Jueying searches for his own "world"

"The competition for future car intelligence is essentially a competition of integrated applications of general artificial intelligence technology ." This is the view of Wang Xiaogang, co-founder, chief scientist, and president of Jueying Intelligent Vehicle Business Group of SenseTime. In the wave of smart cars, SenseTime Jueying positions itself as a core technology partner that accelerates smart cars into the AGI era, deeply integrates artificial intelligence technology with the automotive industry, builds a general artificial intelligence (AGI) technology architecture of the cockpit-cloud trinity, and creates a diversified product system of smart driving , smart cockpit and AI cloud.

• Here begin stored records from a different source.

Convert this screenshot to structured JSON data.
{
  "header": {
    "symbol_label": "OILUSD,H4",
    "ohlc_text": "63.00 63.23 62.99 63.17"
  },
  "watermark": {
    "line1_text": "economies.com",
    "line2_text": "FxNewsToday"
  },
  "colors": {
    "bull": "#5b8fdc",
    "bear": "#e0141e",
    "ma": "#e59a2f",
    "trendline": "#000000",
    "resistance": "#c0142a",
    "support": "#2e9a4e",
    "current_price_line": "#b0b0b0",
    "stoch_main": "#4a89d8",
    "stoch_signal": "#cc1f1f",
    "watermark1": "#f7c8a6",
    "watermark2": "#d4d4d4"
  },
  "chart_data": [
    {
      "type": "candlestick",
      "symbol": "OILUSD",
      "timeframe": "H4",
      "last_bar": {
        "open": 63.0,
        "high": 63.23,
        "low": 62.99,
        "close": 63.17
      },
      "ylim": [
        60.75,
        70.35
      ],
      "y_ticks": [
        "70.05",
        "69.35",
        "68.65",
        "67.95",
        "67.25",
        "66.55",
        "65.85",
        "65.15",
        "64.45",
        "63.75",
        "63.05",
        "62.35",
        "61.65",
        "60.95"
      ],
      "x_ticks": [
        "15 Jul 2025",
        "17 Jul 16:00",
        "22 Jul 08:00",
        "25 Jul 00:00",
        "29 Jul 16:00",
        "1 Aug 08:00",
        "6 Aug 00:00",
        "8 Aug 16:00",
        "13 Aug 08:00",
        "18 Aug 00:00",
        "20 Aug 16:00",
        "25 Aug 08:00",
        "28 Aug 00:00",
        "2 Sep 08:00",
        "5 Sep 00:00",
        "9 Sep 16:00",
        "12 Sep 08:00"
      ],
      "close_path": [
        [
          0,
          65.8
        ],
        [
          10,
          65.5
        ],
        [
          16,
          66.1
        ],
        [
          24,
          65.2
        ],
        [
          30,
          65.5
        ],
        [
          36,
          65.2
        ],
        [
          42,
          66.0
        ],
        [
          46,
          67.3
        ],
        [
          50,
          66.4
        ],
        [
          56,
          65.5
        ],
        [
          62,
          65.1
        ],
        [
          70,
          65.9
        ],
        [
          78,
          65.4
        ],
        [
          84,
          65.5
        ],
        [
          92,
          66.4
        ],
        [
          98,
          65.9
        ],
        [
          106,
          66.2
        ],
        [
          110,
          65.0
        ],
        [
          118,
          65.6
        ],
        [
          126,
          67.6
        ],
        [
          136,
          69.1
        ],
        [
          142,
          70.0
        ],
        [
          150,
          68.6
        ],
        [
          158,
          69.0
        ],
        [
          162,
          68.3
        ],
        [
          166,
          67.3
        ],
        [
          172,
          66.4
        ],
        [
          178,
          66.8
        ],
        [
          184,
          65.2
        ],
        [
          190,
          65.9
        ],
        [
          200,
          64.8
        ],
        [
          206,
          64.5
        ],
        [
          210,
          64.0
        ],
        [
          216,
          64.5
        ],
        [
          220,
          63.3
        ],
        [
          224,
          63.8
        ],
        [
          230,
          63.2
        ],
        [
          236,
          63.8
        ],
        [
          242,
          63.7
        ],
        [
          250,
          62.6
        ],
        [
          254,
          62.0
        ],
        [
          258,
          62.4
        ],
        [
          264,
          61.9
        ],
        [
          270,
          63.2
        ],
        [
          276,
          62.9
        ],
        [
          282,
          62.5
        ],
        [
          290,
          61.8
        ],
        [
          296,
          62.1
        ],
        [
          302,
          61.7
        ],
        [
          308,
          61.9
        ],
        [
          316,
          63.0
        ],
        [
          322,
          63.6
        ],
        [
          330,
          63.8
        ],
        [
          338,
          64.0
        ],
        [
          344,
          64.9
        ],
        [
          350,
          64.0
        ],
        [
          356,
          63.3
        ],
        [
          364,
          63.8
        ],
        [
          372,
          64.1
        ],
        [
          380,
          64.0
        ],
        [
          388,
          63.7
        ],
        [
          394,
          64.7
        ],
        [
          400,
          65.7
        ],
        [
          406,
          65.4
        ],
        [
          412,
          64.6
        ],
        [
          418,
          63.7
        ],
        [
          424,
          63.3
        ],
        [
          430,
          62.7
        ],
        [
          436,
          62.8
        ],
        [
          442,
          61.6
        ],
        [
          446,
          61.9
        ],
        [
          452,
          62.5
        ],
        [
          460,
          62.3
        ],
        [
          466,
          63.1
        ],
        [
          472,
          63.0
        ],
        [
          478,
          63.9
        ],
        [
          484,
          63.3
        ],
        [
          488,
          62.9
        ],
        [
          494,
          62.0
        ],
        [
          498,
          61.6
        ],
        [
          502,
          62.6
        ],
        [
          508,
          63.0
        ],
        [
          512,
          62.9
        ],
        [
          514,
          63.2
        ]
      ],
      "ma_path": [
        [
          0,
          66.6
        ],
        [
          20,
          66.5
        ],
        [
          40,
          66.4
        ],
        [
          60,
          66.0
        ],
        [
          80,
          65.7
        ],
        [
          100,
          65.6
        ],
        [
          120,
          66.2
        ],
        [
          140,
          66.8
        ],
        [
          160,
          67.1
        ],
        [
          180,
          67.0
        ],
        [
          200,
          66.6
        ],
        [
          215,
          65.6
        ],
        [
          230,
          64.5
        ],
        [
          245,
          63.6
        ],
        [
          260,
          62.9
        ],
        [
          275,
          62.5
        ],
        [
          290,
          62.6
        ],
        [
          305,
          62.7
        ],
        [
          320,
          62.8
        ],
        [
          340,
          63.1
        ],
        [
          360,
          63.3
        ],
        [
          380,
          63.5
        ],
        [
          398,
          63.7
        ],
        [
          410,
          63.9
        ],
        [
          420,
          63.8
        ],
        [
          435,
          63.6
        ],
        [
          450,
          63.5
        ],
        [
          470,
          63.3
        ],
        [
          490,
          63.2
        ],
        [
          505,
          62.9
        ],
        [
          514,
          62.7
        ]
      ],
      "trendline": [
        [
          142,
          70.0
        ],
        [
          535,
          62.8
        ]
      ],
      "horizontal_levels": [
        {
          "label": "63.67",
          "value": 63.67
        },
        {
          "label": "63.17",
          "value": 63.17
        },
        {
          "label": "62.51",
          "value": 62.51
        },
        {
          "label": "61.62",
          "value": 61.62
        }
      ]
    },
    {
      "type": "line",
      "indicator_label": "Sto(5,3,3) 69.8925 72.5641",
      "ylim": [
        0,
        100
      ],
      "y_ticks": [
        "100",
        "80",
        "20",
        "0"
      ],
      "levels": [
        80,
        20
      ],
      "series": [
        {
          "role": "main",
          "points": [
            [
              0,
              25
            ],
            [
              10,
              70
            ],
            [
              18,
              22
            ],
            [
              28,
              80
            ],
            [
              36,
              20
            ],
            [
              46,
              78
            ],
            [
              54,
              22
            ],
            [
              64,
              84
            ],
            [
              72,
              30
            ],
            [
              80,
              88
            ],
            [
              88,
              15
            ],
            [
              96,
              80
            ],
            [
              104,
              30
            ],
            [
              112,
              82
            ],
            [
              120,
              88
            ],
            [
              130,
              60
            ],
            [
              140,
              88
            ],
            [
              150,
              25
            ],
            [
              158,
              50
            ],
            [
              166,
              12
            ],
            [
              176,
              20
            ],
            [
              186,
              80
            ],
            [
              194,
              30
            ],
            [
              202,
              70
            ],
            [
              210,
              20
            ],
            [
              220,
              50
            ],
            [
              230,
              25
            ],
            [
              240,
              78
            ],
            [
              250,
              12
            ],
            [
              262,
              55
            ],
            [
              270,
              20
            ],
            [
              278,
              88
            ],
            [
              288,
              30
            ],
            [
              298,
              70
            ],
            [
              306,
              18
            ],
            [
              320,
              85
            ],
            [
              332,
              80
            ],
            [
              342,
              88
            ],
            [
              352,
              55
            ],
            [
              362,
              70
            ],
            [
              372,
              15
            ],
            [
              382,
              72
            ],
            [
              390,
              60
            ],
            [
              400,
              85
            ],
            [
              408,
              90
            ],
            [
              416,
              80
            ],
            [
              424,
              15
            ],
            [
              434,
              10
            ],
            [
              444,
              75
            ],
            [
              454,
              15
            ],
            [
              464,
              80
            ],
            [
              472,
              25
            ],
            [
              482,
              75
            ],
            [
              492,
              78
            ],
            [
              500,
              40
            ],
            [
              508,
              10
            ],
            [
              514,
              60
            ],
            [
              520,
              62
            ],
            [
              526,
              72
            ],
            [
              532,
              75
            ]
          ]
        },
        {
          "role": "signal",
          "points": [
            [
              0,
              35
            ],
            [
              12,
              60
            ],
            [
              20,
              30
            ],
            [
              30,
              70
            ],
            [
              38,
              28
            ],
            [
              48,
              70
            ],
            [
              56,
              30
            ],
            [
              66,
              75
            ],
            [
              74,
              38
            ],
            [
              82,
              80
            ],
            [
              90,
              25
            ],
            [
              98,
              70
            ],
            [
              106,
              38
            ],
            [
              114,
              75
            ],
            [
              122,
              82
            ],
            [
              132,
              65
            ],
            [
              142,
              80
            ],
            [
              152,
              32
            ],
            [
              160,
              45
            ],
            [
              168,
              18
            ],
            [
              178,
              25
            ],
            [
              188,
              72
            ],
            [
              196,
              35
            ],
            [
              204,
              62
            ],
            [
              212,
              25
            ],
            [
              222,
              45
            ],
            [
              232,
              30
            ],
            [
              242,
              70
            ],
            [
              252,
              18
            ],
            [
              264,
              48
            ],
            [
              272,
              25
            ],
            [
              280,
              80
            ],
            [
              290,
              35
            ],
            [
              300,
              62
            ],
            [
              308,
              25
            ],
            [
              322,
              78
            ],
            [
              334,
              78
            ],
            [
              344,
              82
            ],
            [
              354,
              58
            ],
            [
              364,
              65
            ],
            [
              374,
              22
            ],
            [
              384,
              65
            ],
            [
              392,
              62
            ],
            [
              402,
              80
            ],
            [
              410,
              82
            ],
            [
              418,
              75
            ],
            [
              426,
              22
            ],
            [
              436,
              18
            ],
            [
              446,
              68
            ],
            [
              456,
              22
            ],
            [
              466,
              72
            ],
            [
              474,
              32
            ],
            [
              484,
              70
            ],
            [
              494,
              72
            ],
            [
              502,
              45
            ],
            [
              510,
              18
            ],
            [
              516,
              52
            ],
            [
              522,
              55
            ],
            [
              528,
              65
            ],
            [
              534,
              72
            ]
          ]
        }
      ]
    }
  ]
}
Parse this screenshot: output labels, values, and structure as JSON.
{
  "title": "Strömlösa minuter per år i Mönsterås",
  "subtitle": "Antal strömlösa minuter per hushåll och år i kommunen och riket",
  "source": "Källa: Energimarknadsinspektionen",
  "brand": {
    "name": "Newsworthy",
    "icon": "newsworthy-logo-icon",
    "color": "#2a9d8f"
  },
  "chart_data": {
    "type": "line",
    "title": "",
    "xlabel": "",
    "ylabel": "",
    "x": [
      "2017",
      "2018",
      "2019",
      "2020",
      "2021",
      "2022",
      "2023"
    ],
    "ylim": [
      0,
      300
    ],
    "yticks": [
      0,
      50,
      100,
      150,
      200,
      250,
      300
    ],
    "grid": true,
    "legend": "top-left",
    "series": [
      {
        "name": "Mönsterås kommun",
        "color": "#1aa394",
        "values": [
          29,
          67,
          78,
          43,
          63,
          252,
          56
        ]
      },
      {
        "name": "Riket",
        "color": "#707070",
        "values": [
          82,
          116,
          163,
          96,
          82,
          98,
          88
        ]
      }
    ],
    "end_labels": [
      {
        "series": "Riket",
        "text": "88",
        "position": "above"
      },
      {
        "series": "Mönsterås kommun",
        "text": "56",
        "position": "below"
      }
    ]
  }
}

From the perspective of technical strength, SenseTime, backed by SenseTime, has unquestionable technical background and R&D strength, but no matter how good the technology is, it needs strong products to promote implementation and endorsement. In this regard, SenseTime Jueying still needs more powerful partners. As of December 2023, SenseTime Jueying has cooperated with more than 30 domestic and foreign automakers including Honda, BYD , Great Wall, GAC, Hongqi, Zeekr, Nezha, Chery, and Weilai, covering more than 90 models and delivering a total of 1.95 million smart cars.

Among them are high-end models such as the GT, the flagship model of GAC Aion's high-end luxury brand Haobo, as well as mid-range models such as Zeekr X and Chery Jetour Traveler. However, SenseTime Jueying still needs more powerful blockbuster models to make the real consumer market feel it.